By Jeff Wilson, Certified Arborist #IL0099A
Trees require nutrients to live and thrive. When one or more of these nutrients are deficient in the soil, the tree will not reach its full landscape potential, will be more susceptible to disease and insect problems, and will have a shorter life than a similar, well-fertilized tree. Trees in urban and suburban environments are often under high stress conditions due to low moisture availability, soil compaction, physical damage, nearby construction, and competition from turf and nearby trees and shrubs.
Remember, trees are continually removing mineral elements from the soil. In a native forest, elements are recycled as leaves drop down to the forest floor and decompose. In most landscapes we interrupt this process by raking and removing leaves in the fall. Without periodic fertilization mineral elements will become deficient.
The objective of the fertilization is to put the nutrients where they will be best taken up by the trees roots. In practice we focus our fertilizer under the canopy, as that is where the greatest concentration of roots are.
The fertilizer must also be placed underneath the roots of competing plants such as grass or other ground cover. Spreading fertilizer on the lawn may make your grass greener, but it will likely not help your trees.
Why Fall is a Great Time to Fertilize!
One of the most important steps for proper tree care is the application of the correct fertilizer before the weather takes a cold turn. This is essential because trees need to have enough nutrients to help them remain healthy during the winter and to be able to have a jumpstart in the spring when the weather begins to warm again.
When we see the above ground portions of trees going dormant by leaves changing color and falling we may think the whole tree is going dormant but this is hardly the case. In the ground the roots are active and growing whenever the ground is not frozen and will continue to grow through much of the Winter.

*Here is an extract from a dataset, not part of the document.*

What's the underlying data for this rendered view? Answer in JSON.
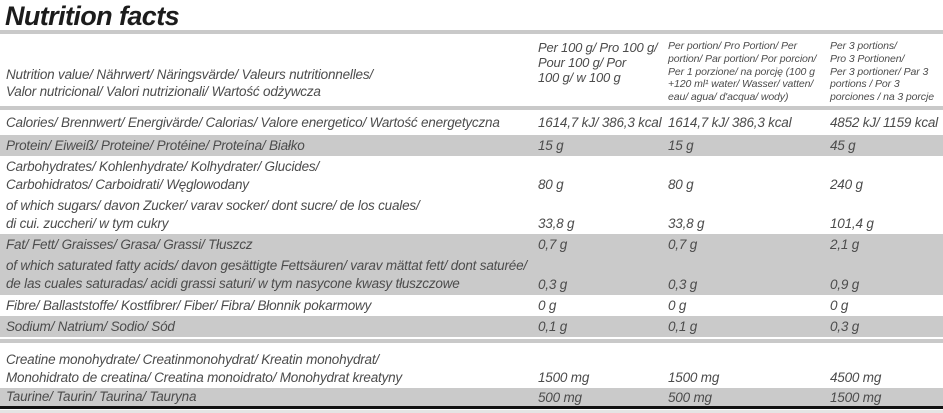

Why Talk About Fall Fertilization Now?
Yes, it may seem odd to you that we use this space in our Summer newsletter to speak to you about Fall fertilization. The reason we do, is that now is a great time for your Arborist to check on the health of your trees to see if they may need to be fertilized. The color of the leaf can be an indicator of a problem that can be helped with the application of a specific fertilizer during the Fall season. We don’t use the same formulation for all trees, your Arborist will suggest the best for your trees specific need. In fact, one of the applications we often prescribe for trees that are very yellow in appearance can only be applied in the Fall.